Small teams have at times suddenly acquired disproportionate power, and I’m sure their associates who anticipated this possibility used the usual human ways to consider that team’s “friendliness.” But I can’t recall a time when such sudden small team power came from an UberTool scenario of rapidly mutually improving tools.
In August 1945 an ubertool was demonstrated two times in Japan.
Relatedly, there have been numerous instances of individual humans taking over entire national governments by exploiting high-leverage, usually unethical, opportunities. A typical case involves a military general staging a coup or an elected leader legislating unlimited power unto himself. None of these instances look anything like firms competing for resources. Instead, we have single actors who are intelligent and opportunistic, unethical or morally atypicall, and risk-tolerant enough to accept the consequences of a failed coup.
A UFAI looks much more like a dictator than a firm.
From “Friendly Teams” …
In August 1945 an ubertool was demonstrated two times in Japan.
But the United States was not a “small team”.

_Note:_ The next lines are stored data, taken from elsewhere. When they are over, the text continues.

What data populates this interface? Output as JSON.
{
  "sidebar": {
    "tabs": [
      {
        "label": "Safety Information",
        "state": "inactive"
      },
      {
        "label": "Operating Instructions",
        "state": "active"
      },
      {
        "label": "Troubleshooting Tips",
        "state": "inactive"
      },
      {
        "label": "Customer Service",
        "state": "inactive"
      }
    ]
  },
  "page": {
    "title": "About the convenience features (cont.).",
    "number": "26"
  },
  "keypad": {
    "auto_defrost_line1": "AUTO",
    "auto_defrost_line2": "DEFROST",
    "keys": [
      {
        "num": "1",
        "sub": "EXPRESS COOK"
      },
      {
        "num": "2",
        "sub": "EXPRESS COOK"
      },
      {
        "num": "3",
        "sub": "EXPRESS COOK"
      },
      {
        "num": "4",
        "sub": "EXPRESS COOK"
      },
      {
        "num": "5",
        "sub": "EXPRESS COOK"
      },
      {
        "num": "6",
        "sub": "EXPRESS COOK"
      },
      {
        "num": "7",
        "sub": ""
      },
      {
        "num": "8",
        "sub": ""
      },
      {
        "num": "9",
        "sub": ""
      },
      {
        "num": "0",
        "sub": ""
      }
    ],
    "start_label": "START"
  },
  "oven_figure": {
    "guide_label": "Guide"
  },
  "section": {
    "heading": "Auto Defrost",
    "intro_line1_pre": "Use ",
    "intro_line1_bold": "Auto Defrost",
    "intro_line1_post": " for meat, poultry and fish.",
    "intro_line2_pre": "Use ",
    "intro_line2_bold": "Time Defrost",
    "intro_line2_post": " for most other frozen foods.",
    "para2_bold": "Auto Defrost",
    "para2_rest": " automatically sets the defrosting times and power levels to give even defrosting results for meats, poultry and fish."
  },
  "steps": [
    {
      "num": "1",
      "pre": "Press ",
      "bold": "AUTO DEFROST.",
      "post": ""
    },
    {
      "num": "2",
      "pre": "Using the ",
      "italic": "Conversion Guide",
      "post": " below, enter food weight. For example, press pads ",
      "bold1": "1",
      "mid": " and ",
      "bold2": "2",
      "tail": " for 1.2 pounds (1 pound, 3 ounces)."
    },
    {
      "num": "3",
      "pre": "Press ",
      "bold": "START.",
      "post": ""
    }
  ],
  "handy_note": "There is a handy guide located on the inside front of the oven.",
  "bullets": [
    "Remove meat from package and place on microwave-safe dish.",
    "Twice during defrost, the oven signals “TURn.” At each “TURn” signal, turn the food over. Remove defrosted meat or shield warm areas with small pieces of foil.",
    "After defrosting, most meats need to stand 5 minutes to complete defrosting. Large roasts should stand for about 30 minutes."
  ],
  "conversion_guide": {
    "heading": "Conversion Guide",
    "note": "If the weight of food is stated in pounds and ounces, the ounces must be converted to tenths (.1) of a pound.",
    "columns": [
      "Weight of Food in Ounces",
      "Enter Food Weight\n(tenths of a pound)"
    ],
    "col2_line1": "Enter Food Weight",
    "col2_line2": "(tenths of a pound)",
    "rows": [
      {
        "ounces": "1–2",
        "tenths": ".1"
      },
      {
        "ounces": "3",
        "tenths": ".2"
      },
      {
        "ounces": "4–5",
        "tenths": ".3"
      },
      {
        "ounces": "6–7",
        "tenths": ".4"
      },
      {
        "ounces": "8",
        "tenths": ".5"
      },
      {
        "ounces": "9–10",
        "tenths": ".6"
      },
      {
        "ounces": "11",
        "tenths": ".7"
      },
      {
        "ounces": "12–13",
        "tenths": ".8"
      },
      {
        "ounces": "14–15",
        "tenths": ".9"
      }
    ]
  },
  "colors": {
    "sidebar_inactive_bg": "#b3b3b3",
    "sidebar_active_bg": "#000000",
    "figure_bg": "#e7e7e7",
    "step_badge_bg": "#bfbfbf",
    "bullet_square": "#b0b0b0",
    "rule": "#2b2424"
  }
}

Relatedly, there have been numerous instances of individual humans taking over entire national governments by exploiting high-leverage, usually unethical, opportunities. A typical case involves a military general staging a coup or an elected leader legislating unlimited power unto himself. None of these instances look anything like firms competing for resources. Instead, we have single actors who are intelligent and opportunistic, unethical or morally atypicall, and risk-tolerant enough to accept the consequences of a failed coup.
A UFAI looks much more like a dictator than a firm.
All those require the an least implicit cooperation of a lot of other people, e.g., the general’s army.